Traces of Past Empires

By pastempires

Detail from Arch of Constantine, Rome

The Arch of Constantine commemorates Constantine I's victory over the rival Emperor Maxentius at the Battle of the Milvian Bridge on 28 October 312. It was dedicated in 315 and is the last of the triumphal arches in Rome to be built.

Constantine had been raised to the Purple in 306 in York by his father Constantius' soldiers - Constantius had been a member of the Tetrarchy of Emperors devised by Diocletian to manage an Empire threatened on four fronts. Initially not accepted by the other Emperors, Constantine fought his way, first to recognition and then defeating all rivals to become sole Augustus. The core of his power and armed forces were the British and Gallic provinces and Constantive devised a new unit of elite light troops - the Auxilia Palatina, which superseded the legions as the striking force of his new Mobile Field Army.

These new Auxilia Palatina were armed with swords, spears and bows; but unlike the legions were not hampered by heavy armour. They were designed to move quickly and strike ferociously. They were initially recruited from Constantine's core territories of Britain and Gaul and often bore tribal names - although they were in every sense elite Roman regulars.

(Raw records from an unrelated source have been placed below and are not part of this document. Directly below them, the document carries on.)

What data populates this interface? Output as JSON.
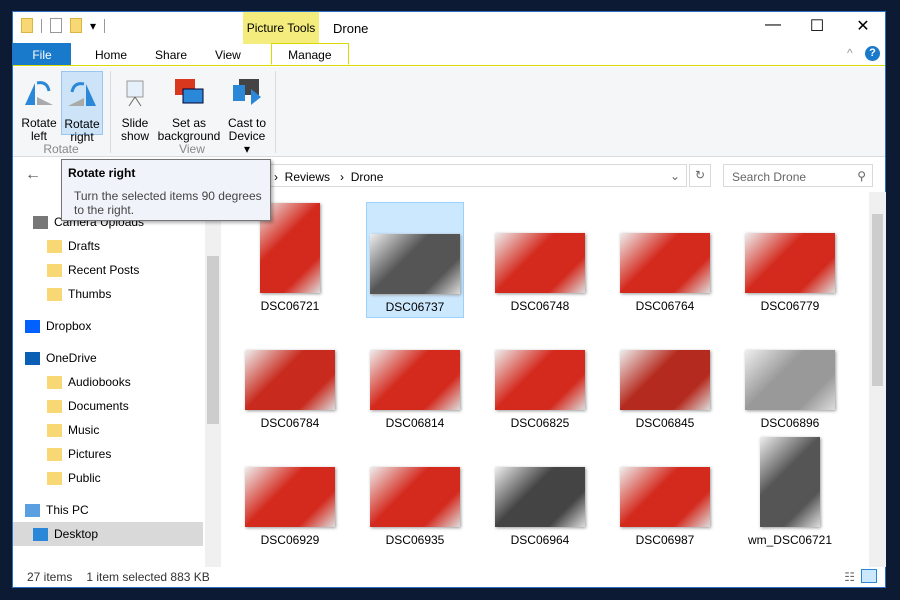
{
  "window": {
    "title": "Drone",
    "context_tab": "Picture Tools",
    "minimize": "—",
    "maximize": "☐",
    "close": "✕"
  },
  "tabs": [
    "File",
    "Home",
    "Share",
    "View",
    "Manage"
  ],
  "ribbon": {
    "rotate_left": "Rotate left",
    "rotate_right": "Rotate right",
    "group_rotate": "Rotate",
    "slide_show": "Slide show",
    "set_background": "Set as background",
    "cast": "Cast to Device ▾",
    "group_view": "View",
    "collapse": "^",
    "help": "?"
  },
  "tooltip": {
    "title": "Rotate right",
    "text": "Turn the selected items 90 degrees to the right."
  },
  "address": {
    "path": [
      "Reviews",
      "Drone"
    ],
    "search_placeholder": "Search Drone"
  },
  "nav": [
    {
      "label": "Camera Uploads",
      "icon": "camera-icon"
    },
    {
      "label": "Drafts",
      "icon": "folder-icon"
    },
    {
      "label": "Recent Posts",
      "icon": "folder-icon"
    },
    {
      "label": "Thumbs",
      "icon": "folder-icon"
    },
    {
      "label": "Dropbox",
      "icon": "dropbox-icon"
    },
    {
      "label": "OneDrive",
      "icon": "cloud-icon"
    },
    {
      "label": "Audiobooks",
      "icon": "folder-icon"
    },
    {
      "label": "Documents",
      "icon": "folder-icon"
    },
    {
      "label": "Music",
      "icon": "folder-icon"
    },
    {
      "label": "Pictures",
      "icon": "folder-icon"
    },
    {
      "label": "Public",
      "icon": "folder-icon"
    },
    {
      "label": "This PC",
      "icon": "computer-icon"
    },
    {
      "label": "Desktop",
      "icon": "desktop-icon"
    }
  ],
  "files": [
    "DSC06721",
    "DSC06737",
    "DSC06748",
    "DSC06764",
    "DSC06779",
    "DSC06784",
    "DSC06814",
    "DSC06825",
    "DSC06845",
    "DSC06896",
    "DSC06929",
    "DSC06935",
    "DSC06964",
    "DSC06987",
    "wm_DSC06721"
  ],
  "selected_file": "DSC06737",
  "status": {
    "count": "27 items",
    "selection": "1 item selected  883 KB"
  }
}
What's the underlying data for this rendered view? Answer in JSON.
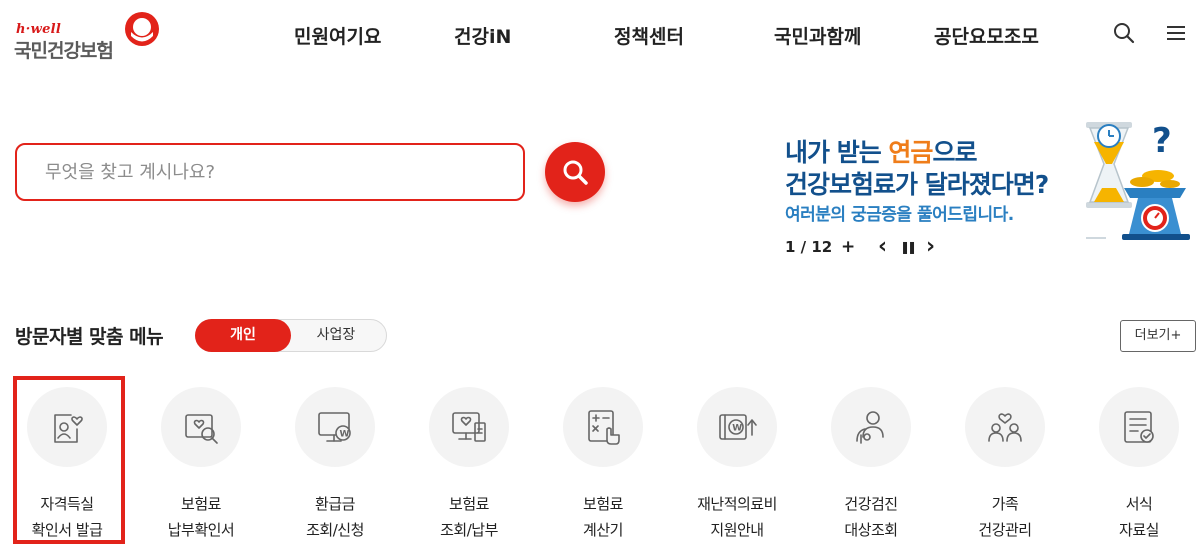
{
  "header": {
    "logo_sub": "h·well",
    "logo_main": "국민건강보험",
    "nav": [
      "민원여기요",
      "건강iN",
      "정책센터",
      "국민과함께",
      "공단요모조모"
    ],
    "icons": [
      "search-icon",
      "menu-icon"
    ]
  },
  "search": {
    "placeholder": "무엇을 찾고 계시나요?",
    "button_icon": "search-icon"
  },
  "banner": {
    "line1_a": "내가 받는 ",
    "line1_highlight": "연금",
    "line1_b": "으로",
    "line2": "건강보험료가 달라졌다면?",
    "line3": "여러분의 궁금증을 풀어드립니다.",
    "page_current": "1",
    "page_sep": " / ",
    "page_total": "12",
    "controls": {
      "add": "+",
      "prev": "‹",
      "pause": "❚❚",
      "next": "›"
    }
  },
  "visitor_menu": {
    "title": "방문자별 맞춤 메뉴",
    "tabs": [
      {
        "label": "개인",
        "active": true
      },
      {
        "label": "사업장",
        "active": false
      }
    ],
    "more_label": "더보기+",
    "items": [
      {
        "line1": "자격득실",
        "line2": "확인서 발급",
        "icon": "qualification-certificate-icon",
        "selected": true
      },
      {
        "line1": "보험료",
        "line2": "납부확인서",
        "icon": "payment-confirmation-icon"
      },
      {
        "line1": "환급금",
        "line2": "조회/신청",
        "icon": "refund-monitor-icon"
      },
      {
        "line1": "보험료",
        "line2": "조회/납부",
        "icon": "premium-inquiry-icon"
      },
      {
        "line1": "보험료",
        "line2": "계산기",
        "icon": "calculator-icon"
      },
      {
        "line1": "재난적의료비",
        "line2": "지원안내",
        "icon": "medical-support-icon"
      },
      {
        "line1": "건강검진",
        "line2": "대상조회",
        "icon": "health-checkup-icon"
      },
      {
        "line1": "가족",
        "line2": "건강관리",
        "icon": "family-health-icon"
      },
      {
        "line1": "서식",
        "line2": "자료실",
        "icon": "form-archive-icon"
      }
    ]
  },
  "colors": {
    "accent": "#e2231a",
    "banner_blue": "#12508c",
    "banner_orange": "#ef7d1a",
    "banner_sub": "#2a7fc1"
  }
}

Constantine's new Arch sits between the Colosseum and the Palatine Hill and spans the Triumphal Way taken by Emperors when they entered the City in Triumph.

The Arch is heavily decorated with parts of older monuments of the "good Emperors" f the past: Trajan, Hadrian and Marcus Aurelius. It is very noticeable that the carving of the former is superior to the contemporary scenes, one of which is shown here.

The reason for re-using the old monuments is probably both symbolic to associate the still perhaps insecure Constantine with the glories of the imperial Roman past. It also shows that classical carving of the past was not something that was easily available.

The scene shown here is from the recent Milvian Bridge campaign, and shows the Siege of Verona which was critical in defeating the Maxentian troops. The Auxilia Palatina are shown advancing to the walls, and one of them is sneaking around the base. A Maxentian soldier is hot down from the walls. It is just possible to discern two small horns on some of the helmets of Constantine's troops, which has led to them being identified as the Cornuti - or horned ones; one of the new elite Auxilia Palatina.

A panel on the other side of the arch shows the actual Battle of the Milvian Bridge on the approach to Rome, with Maxentius' Praetorian Guards drowning in the Tiber.

In depicting a Roman civil war - nothing new in itself of course - on a triumphal arch and showing the deaths of Roman soldiers at the hands of other Roman soldiers, Constantine is doing something new and probably rather tasteless to Roman traditionalists.

Constantine of course did not care for tradition. He demoted the legions in his army, he abolished the Praetorian Guard since they had opposed him, and having seen the sign of the Christian God in the sky at the Milvian Bridge "in hoc sign vincas" he made Chrtistianity the State Religion of the Roman Empire.

Arguably this decision - made gradually - was the decisive moment in the transitions from the Classical to the Medieval World, which is how this Arch should be seen.